Andrew Newman just posted a preprint to the arXiv, showing that for every prime $p$ and $d \ge 2$, you can get $p$-torsion in homology $H_{d-1}(K)$ with only $O(\log^{1/d} p)$ vertices. (The implied constant depends on $d$, but not on $p$.) This is best possible, up to a constant factor.

His construction starts with something similar to what Speyer describes above, which gets you a complex with $O( \log p)$ vertices. Then he applies the probabilistic method, taking a certain carefully chosen random quotient of the complex, gluing together vertices in a random way. This doesn't affect torsion in homology. The problem is that it might not result in a simplicial complex. But Newman uses the Lovász local lemma to show that with positive probability, it does. Hence there exists a vertex identification that works.


Gil Kalai has a beautiful paper from 1983 where he shows that, on average, $\mathbb{Q}$-acyclic $d$-dimensional simplicial complexes $S$ with complete $(d-1)$-skeleton on $n$ vertices have $$| H_{d-1}(S, \mathbb{Z}) | \ge \exp (c n^d) $$ for some constant $c > 0$ depending only on $d$ and not on $n$.

These results are for the total size of the torsion group, and not for $p$-torsion specifically. But for $d=2$ this at least gives that torsion group can grow exponentially in $n^2$, rather than in $n$.

Now the more speculative part. My best guess for the structure of $H_{d-1}(S, \mathbb{Z})$, for a suitable measure on random $\mathbb{Q}$-acyclic complexes $S$, would be Cohen-Lenstra heuristics --- the idea that the probability that a random finite abelian group is isomorphic to $G$ is proportional to the size of the automorphism group of $G$.

If something like this holds, then with probability bounded away from zero, $H_{d-1}(S, \mathbb{Z}) $ is cyclic. If anything like this is the case, we should expect that there exist $2$-dimensional simplicial complexes on $n$ vertices with $p$-torsion, where $p$ is of order $\exp (cn^2)$.

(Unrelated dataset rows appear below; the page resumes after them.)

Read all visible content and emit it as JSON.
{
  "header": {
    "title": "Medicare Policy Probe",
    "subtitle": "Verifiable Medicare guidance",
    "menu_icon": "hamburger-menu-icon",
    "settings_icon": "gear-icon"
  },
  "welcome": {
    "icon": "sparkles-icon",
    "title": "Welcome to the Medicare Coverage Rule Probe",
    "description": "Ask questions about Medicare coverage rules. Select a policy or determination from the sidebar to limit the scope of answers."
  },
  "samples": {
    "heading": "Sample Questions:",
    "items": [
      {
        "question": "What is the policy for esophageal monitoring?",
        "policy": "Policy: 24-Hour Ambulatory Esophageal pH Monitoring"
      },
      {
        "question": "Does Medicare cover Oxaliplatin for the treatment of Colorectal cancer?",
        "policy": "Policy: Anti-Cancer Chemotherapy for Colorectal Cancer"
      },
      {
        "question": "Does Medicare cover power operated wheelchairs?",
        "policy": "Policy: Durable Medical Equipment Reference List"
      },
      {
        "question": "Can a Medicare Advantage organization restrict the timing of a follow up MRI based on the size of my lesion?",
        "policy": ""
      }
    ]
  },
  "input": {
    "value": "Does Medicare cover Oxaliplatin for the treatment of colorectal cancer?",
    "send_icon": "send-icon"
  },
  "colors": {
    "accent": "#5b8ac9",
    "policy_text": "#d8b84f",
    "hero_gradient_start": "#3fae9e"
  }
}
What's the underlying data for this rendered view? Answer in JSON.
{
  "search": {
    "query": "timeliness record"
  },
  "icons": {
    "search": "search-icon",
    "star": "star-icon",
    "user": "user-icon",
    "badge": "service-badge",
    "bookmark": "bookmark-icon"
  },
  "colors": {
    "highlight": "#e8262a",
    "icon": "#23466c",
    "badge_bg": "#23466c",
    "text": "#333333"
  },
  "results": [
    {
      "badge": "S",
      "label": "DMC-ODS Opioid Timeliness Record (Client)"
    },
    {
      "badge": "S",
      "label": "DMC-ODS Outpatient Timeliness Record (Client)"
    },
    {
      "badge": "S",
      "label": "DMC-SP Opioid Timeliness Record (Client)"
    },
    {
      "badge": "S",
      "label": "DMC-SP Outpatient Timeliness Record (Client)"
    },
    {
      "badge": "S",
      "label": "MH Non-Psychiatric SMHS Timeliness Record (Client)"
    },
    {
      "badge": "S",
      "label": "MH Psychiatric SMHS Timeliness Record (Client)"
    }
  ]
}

Linial, Meshulam, and Rosenthal recently provided new examples of $\mathbb{Q}$-acyclic complexes, by defining complexes symmetrically on vertex set $\mathbb{Z} / p$ and then analyzing the Fourier transform of homology.

I did a little experimenting with their examples in SAGE and found a $2$-dimensional simplicial complex $S$ on $31$ vertices with $$| H_1(S, \mathbb{Z}) | = 736712186612810774591.$$

This is a product of distinct primes, so it is necessarily a cyclic group. (The largest prime factor is $408437$.)